Creekside to get temporary chair for 2010 Games 

Olympic annual report show some venue costs are up

click to enlarge Speedwagon More safety features are on the way for the Sliding Centre after testing produced speeds of 150 km/h. Photo courtesy of VANOC
  • Speedwagon More safety features are on the way for the Sliding Centre after testing produced speeds of 150 km/h. Photo courtesy of VANOC

Whistler Mountain’s Creekside operations will get a new temporary chairlift and an upgrade to the Orange Chair as part of the outfitting to get ready for the 2010 Winter Olympic Games.

It’s not the only finished competition venue where work is continuing.

Whistler Olympic Park in the Callaghan Valley, the site of the Nordic events and ski jumping, has had work on the day lodge, the ski jump refrigeration systems, the recreational trail bridge railings, as well as some safety improvements.

At Cypress Mountain near Vancouver, the site of the freestyle and snowboarding events, work has been done on the tower snow guns, the access route and the handle tow.

Venues costs continue to creep up as the 2010 Games get closer. But Olympic organizers say that construction costs will not go above the government funded $580 million budget and they will not be asking for more money.

“We have said all along that our budget is $580 million and it is still going to be completed for $580 million,” said the Vancouver Organizing Committee’s CFO John McLaughlin at the release of the organization’s annual report recently.

“It really is no more money. We are not asking for any more money. We won’t ask for any more money, so again, from our perspective we are going to complete (the venues) on-time and on-budget.”

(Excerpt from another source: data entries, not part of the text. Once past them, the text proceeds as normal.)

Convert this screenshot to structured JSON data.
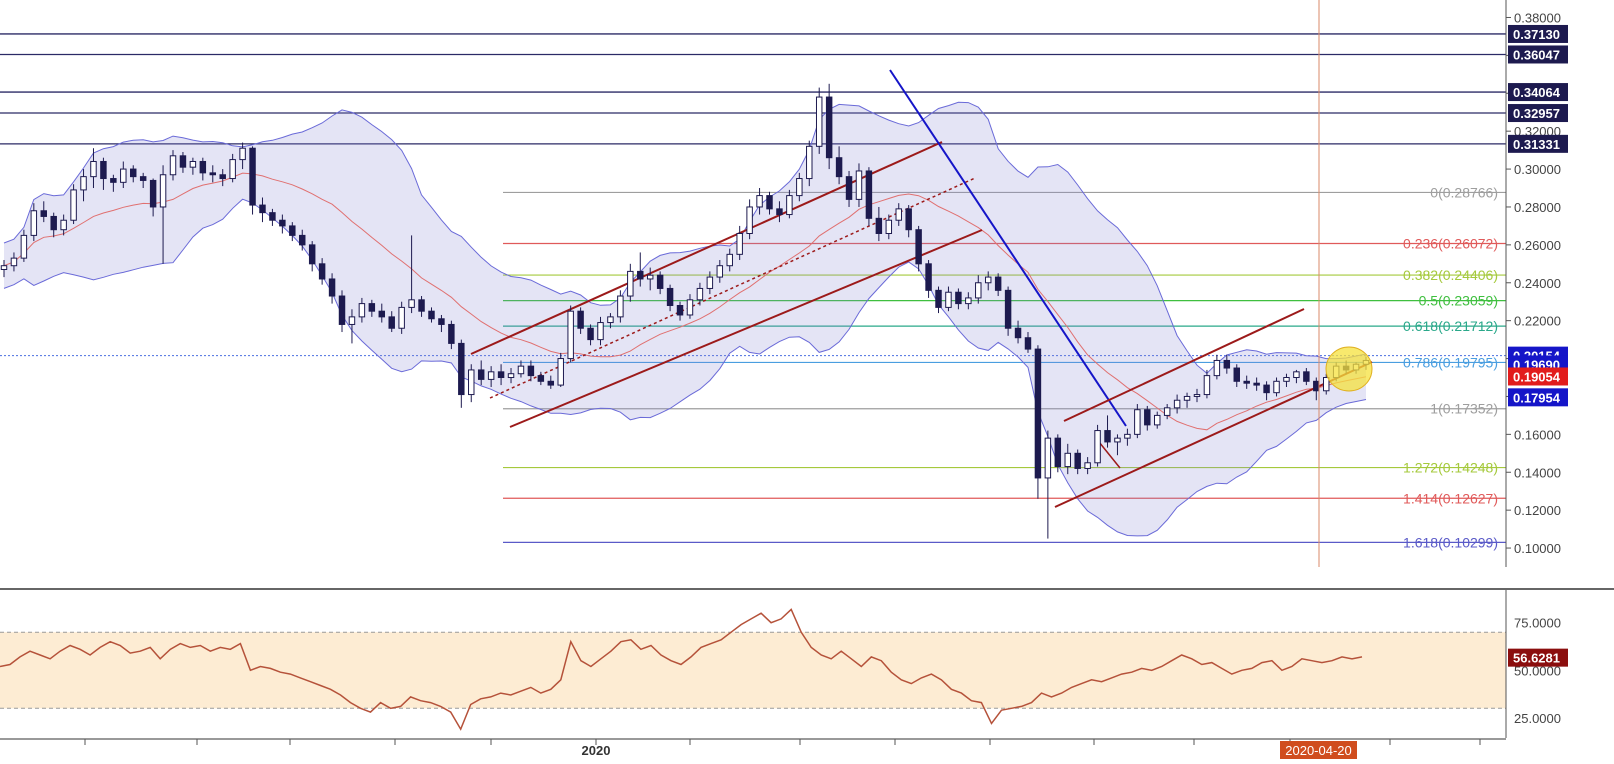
{
  "chart_data": {
    "type": "candlestick",
    "price_pane": {
      "ylim": [
        0.09,
        0.385
      ],
      "tick_labels": [
        "0.38000",
        "0.36000",
        "0.34000",
        "0.32000",
        "0.30000",
        "0.28000",
        "0.26000",
        "0.24000",
        "0.22000",
        "0.20000",
        "0.18000",
        "0.16000",
        "0.14000",
        "0.12000",
        "0.10000"
      ],
      "tick_values": [
        0.38,
        0.36,
        0.34,
        0.32,
        0.3,
        0.28,
        0.26,
        0.24,
        0.22,
        0.2,
        0.18,
        0.16,
        0.14,
        0.12,
        0.1
      ],
      "price_tags": [
        {
          "label": "0.37130",
          "value": 0.3713,
          "color": "#1d1a4f"
        },
        {
          "label": "0.36047",
          "value": 0.36047,
          "color": "#1d1a4f"
        },
        {
          "label": "0.34064",
          "value": 0.34064,
          "color": "#1d1a4f"
        },
        {
          "label": "0.32957",
          "value": 0.32957,
          "color": "#1d1a4f"
        },
        {
          "label": "0.31331",
          "value": 0.31331,
          "color": "#1d1a4f"
        },
        {
          "label": "0.20154",
          "value": 0.20154,
          "color": "#1515c8"
        },
        {
          "label": "0.19690",
          "value": 0.1969,
          "color": "#1515c8"
        },
        {
          "label": "0.19054",
          "value": 0.19054,
          "color": "#e21c1c"
        },
        {
          "label": "0.17954",
          "value": 0.17954,
          "color": "#1515c8"
        }
      ],
      "horizontal_levels": [
        0.3713,
        0.36047,
        0.34064,
        0.32957,
        0.31331
      ],
      "fibonacci": [
        {
          "label": "0(0.28766)",
          "value": 0.28766,
          "color": "#9e9e9e"
        },
        {
          "label": "0.236(0.26072)",
          "value": 0.26072,
          "color": "#e05a5a"
        },
        {
          "label": "0.382(0.24406)",
          "value": 0.24406,
          "color": "#a5c93c"
        },
        {
          "label": "0.5(0.23059)",
          "value": 0.23059,
          "color": "#3fbf3f"
        },
        {
          "label": "0.618(0.21712)",
          "value": 0.21712,
          "color": "#2aa88a"
        },
        {
          "label": "0.786(0.19795)",
          "value": 0.19795,
          "color": "#4a9ee0"
        },
        {
          "label": "1(0.17352)",
          "value": 0.17352,
          "color": "#9e9e9e"
        },
        {
          "label": "1.272(0.14248)",
          "value": 0.14248,
          "color": "#a5c93c"
        },
        {
          "label": "1.414(0.12627)",
          "value": 0.12627,
          "color": "#e05a5a"
        },
        {
          "label": "1.618(0.10299)",
          "value": 0.10299,
          "color": "#5a5ac8"
        }
      ],
      "ohlc": [
        [
          0.247,
          0.252,
          0.243,
          0.249
        ],
        [
          0.249,
          0.256,
          0.246,
          0.253
        ],
        [
          0.253,
          0.268,
          0.251,
          0.265
        ],
        [
          0.265,
          0.282,
          0.262,
          0.278
        ],
        [
          0.278,
          0.283,
          0.272,
          0.275
        ],
        [
          0.275,
          0.277,
          0.264,
          0.268
        ],
        [
          0.268,
          0.276,
          0.265,
          0.273
        ],
        [
          0.273,
          0.292,
          0.271,
          0.289
        ],
        [
          0.289,
          0.3,
          0.283,
          0.296
        ],
        [
          0.296,
          0.311,
          0.29,
          0.304
        ],
        [
          0.304,
          0.306,
          0.289,
          0.295
        ],
        [
          0.295,
          0.297,
          0.288,
          0.293
        ],
        [
          0.293,
          0.304,
          0.29,
          0.3
        ],
        [
          0.3,
          0.302,
          0.293,
          0.296
        ],
        [
          0.296,
          0.298,
          0.29,
          0.294
        ],
        [
          0.294,
          0.295,
          0.275,
          0.28
        ],
        [
          0.28,
          0.302,
          0.25,
          0.297
        ],
        [
          0.297,
          0.31,
          0.294,
          0.307
        ],
        [
          0.307,
          0.309,
          0.298,
          0.301
        ],
        [
          0.301,
          0.306,
          0.297,
          0.304
        ],
        [
          0.304,
          0.306,
          0.294,
          0.298
        ],
        [
          0.298,
          0.302,
          0.293,
          0.297
        ],
        [
          0.297,
          0.3,
          0.291,
          0.295
        ],
        [
          0.295,
          0.308,
          0.293,
          0.305
        ],
        [
          0.305,
          0.314,
          0.3,
          0.311
        ],
        [
          0.311,
          0.312,
          0.276,
          0.281
        ],
        [
          0.281,
          0.285,
          0.272,
          0.277
        ],
        [
          0.277,
          0.279,
          0.27,
          0.273
        ],
        [
          0.273,
          0.276,
          0.266,
          0.27
        ],
        [
          0.27,
          0.272,
          0.262,
          0.265
        ],
        [
          0.265,
          0.268,
          0.257,
          0.26
        ],
        [
          0.26,
          0.262,
          0.246,
          0.25
        ],
        [
          0.25,
          0.253,
          0.239,
          0.242
        ],
        [
          0.242,
          0.245,
          0.229,
          0.233
        ],
        [
          0.233,
          0.236,
          0.214,
          0.218
        ],
        [
          0.218,
          0.226,
          0.208,
          0.222
        ],
        [
          0.222,
          0.232,
          0.219,
          0.229
        ],
        [
          0.229,
          0.231,
          0.222,
          0.225
        ],
        [
          0.225,
          0.229,
          0.219,
          0.222
        ],
        [
          0.222,
          0.225,
          0.214,
          0.216
        ],
        [
          0.216,
          0.23,
          0.213,
          0.227
        ],
        [
          0.227,
          0.265,
          0.224,
          0.231
        ],
        [
          0.231,
          0.233,
          0.222,
          0.225
        ],
        [
          0.225,
          0.227,
          0.219,
          0.221
        ],
        [
          0.221,
          0.223,
          0.214,
          0.218
        ],
        [
          0.218,
          0.22,
          0.205,
          0.208
        ],
        [
          0.208,
          0.21,
          0.174,
          0.181
        ],
        [
          0.181,
          0.197,
          0.177,
          0.194
        ],
        [
          0.194,
          0.199,
          0.186,
          0.189
        ],
        [
          0.189,
          0.196,
          0.185,
          0.193
        ],
        [
          0.193,
          0.197,
          0.186,
          0.19
        ],
        [
          0.19,
          0.195,
          0.187,
          0.192
        ],
        [
          0.192,
          0.199,
          0.19,
          0.196
        ],
        [
          0.196,
          0.199,
          0.188,
          0.191
        ],
        [
          0.191,
          0.193,
          0.186,
          0.188
        ],
        [
          0.188,
          0.191,
          0.184,
          0.186
        ],
        [
          0.186,
          0.203,
          0.185,
          0.2
        ],
        [
          0.2,
          0.228,
          0.198,
          0.225
        ],
        [
          0.225,
          0.227,
          0.213,
          0.216
        ],
        [
          0.216,
          0.218,
          0.207,
          0.21
        ],
        [
          0.21,
          0.222,
          0.207,
          0.219
        ],
        [
          0.219,
          0.224,
          0.216,
          0.222
        ],
        [
          0.222,
          0.236,
          0.219,
          0.233
        ],
        [
          0.233,
          0.25,
          0.23,
          0.246
        ],
        [
          0.246,
          0.256,
          0.238,
          0.242
        ],
        [
          0.242,
          0.248,
          0.236,
          0.244
        ],
        [
          0.244,
          0.246,
          0.234,
          0.237
        ],
        [
          0.237,
          0.239,
          0.225,
          0.228
        ],
        [
          0.228,
          0.23,
          0.22,
          0.223
        ],
        [
          0.223,
          0.234,
          0.221,
          0.231
        ],
        [
          0.231,
          0.24,
          0.228,
          0.237
        ],
        [
          0.237,
          0.246,
          0.234,
          0.243
        ],
        [
          0.243,
          0.252,
          0.24,
          0.249
        ],
        [
          0.249,
          0.258,
          0.246,
          0.255
        ],
        [
          0.255,
          0.27,
          0.252,
          0.266
        ],
        [
          0.266,
          0.284,
          0.263,
          0.28
        ],
        [
          0.28,
          0.29,
          0.276,
          0.286
        ],
        [
          0.286,
          0.288,
          0.276,
          0.279
        ],
        [
          0.279,
          0.283,
          0.272,
          0.276
        ],
        [
          0.276,
          0.289,
          0.274,
          0.286
        ],
        [
          0.286,
          0.298,
          0.283,
          0.295
        ],
        [
          0.295,
          0.315,
          0.291,
          0.312
        ],
        [
          0.312,
          0.343,
          0.308,
          0.338
        ],
        [
          0.338,
          0.345,
          0.3,
          0.306
        ],
        [
          0.306,
          0.312,
          0.292,
          0.296
        ],
        [
          0.296,
          0.299,
          0.28,
          0.284
        ],
        [
          0.284,
          0.303,
          0.28,
          0.299
        ],
        [
          0.299,
          0.301,
          0.27,
          0.274
        ],
        [
          0.274,
          0.28,
          0.262,
          0.266
        ],
        [
          0.266,
          0.276,
          0.263,
          0.273
        ],
        [
          0.273,
          0.282,
          0.27,
          0.279
        ],
        [
          0.279,
          0.281,
          0.264,
          0.268
        ],
        [
          0.268,
          0.27,
          0.246,
          0.25
        ],
        [
          0.25,
          0.252,
          0.232,
          0.236
        ],
        [
          0.236,
          0.238,
          0.224,
          0.227
        ],
        [
          0.227,
          0.238,
          0.225,
          0.235
        ],
        [
          0.235,
          0.237,
          0.226,
          0.229
        ],
        [
          0.229,
          0.235,
          0.226,
          0.232
        ],
        [
          0.232,
          0.244,
          0.229,
          0.24
        ],
        [
          0.24,
          0.246,
          0.236,
          0.243
        ],
        [
          0.243,
          0.245,
          0.233,
          0.236
        ],
        [
          0.236,
          0.238,
          0.212,
          0.216
        ],
        [
          0.216,
          0.22,
          0.208,
          0.211
        ],
        [
          0.211,
          0.214,
          0.203,
          0.205
        ],
        [
          0.205,
          0.207,
          0.126,
          0.137
        ],
        [
          0.137,
          0.162,
          0.105,
          0.158
        ],
        [
          0.158,
          0.16,
          0.14,
          0.143
        ],
        [
          0.143,
          0.155,
          0.139,
          0.15
        ],
        [
          0.15,
          0.152,
          0.139,
          0.142
        ],
        [
          0.142,
          0.148,
          0.139,
          0.145
        ],
        [
          0.145,
          0.165,
          0.143,
          0.162
        ],
        [
          0.162,
          0.17,
          0.153,
          0.156
        ],
        [
          0.156,
          0.16,
          0.149,
          0.158
        ],
        [
          0.158,
          0.163,
          0.154,
          0.16
        ],
        [
          0.16,
          0.176,
          0.158,
          0.173
        ],
        [
          0.173,
          0.175,
          0.162,
          0.165
        ],
        [
          0.165,
          0.172,
          0.163,
          0.17
        ],
        [
          0.17,
          0.176,
          0.168,
          0.174
        ],
        [
          0.174,
          0.181,
          0.171,
          0.178
        ],
        [
          0.178,
          0.182,
          0.174,
          0.18
        ],
        [
          0.18,
          0.184,
          0.177,
          0.181
        ],
        [
          0.181,
          0.194,
          0.179,
          0.191
        ],
        [
          0.191,
          0.202,
          0.189,
          0.199
        ],
        [
          0.199,
          0.202,
          0.192,
          0.195
        ],
        [
          0.195,
          0.197,
          0.185,
          0.188
        ],
        [
          0.188,
          0.191,
          0.184,
          0.187
        ],
        [
          0.187,
          0.19,
          0.183,
          0.186
        ],
        [
          0.186,
          0.188,
          0.178,
          0.182
        ],
        [
          0.182,
          0.19,
          0.18,
          0.188
        ],
        [
          0.188,
          0.192,
          0.185,
          0.19
        ],
        [
          0.19,
          0.194,
          0.187,
          0.193
        ],
        [
          0.193,
          0.195,
          0.186,
          0.188
        ],
        [
          0.188,
          0.19,
          0.178,
          0.183
        ],
        [
          0.183,
          0.192,
          0.181,
          0.19
        ],
        [
          0.19,
          0.198,
          0.188,
          0.196
        ],
        [
          0.196,
          0.199,
          0.192,
          0.194
        ],
        [
          0.194,
          0.198,
          0.192,
          0.197
        ],
        [
          0.197,
          0.201,
          0.194,
          0.199
        ]
      ],
      "x_axis": {
        "labels": [
          "2020",
          "2020-04-20"
        ],
        "highlight": "2020-04-20"
      }
    },
    "rsi_pane": {
      "ylim": [
        17,
        88
      ],
      "tick_labels": [
        "75.0000",
        "50.0000",
        "25.0000"
      ],
      "tick_values": [
        75,
        50,
        25
      ],
      "band": [
        30,
        70
      ],
      "current": {
        "label": "56.6281",
        "value": 56.6281,
        "color": "#8b0e0e"
      },
      "series": [
        52,
        53,
        57,
        60,
        58,
        56,
        60,
        63,
        61,
        58,
        62,
        65,
        63,
        59,
        60,
        62,
        56,
        61,
        64,
        62,
        63,
        60,
        62,
        61,
        64,
        50,
        52,
        51,
        49,
        48,
        46,
        44,
        42,
        40,
        37,
        33,
        30,
        28,
        33,
        30,
        31,
        36,
        34,
        33,
        31,
        28,
        19,
        32,
        35,
        36,
        38,
        37,
        39,
        41,
        38,
        40,
        45,
        65,
        55,
        52,
        56,
        60,
        65,
        66,
        61,
        63,
        58,
        55,
        53,
        57,
        62,
        64,
        66,
        70,
        74,
        77,
        80,
        75,
        77,
        82,
        70,
        62,
        58,
        56,
        60,
        56,
        52,
        57,
        55,
        49,
        45,
        43,
        46,
        48,
        45,
        40,
        38,
        34,
        33,
        22,
        29,
        30,
        31,
        33,
        38,
        36,
        38,
        41,
        43,
        45,
        44,
        46,
        48,
        49,
        51,
        50,
        52,
        55,
        58,
        56,
        53,
        54,
        51,
        48,
        50,
        51,
        54,
        55,
        50,
        52,
        56,
        55,
        54,
        55,
        57,
        56,
        57
      ]
    }
  }
}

Dan Doyle, VANOC’s executive vice president construction, explained that costing and building Olympic venues is unique in that you have to plan and budget for changes you don’t know about.

“I kept the cost in the actual projects tight and kept a large central contingency… to bring efficiency to it,” he explained.

“The thing that is different about the Olympic venues is that they have to be homologated and that means the international sport federations come in, try out the facilities and they say they are good but you have to do this, that, or the other thing.

“The contingency at the end will be zero and we will certainly not overspend the budget, but we will be right on it.”

Doyle said VANOC never expected there to be money in the contingency at the end and that is standard in the management of mega projects.

The spectators at test events are also part of the mix.

At last year’s World Cup downhill at Creekside many people struggled to get up on foot to the Timing Flats so VANOC has decided to put in a temporary chairlift. It will be open to all users. There will be also be a trail for those who want to walk and some shuttle bus services will run too.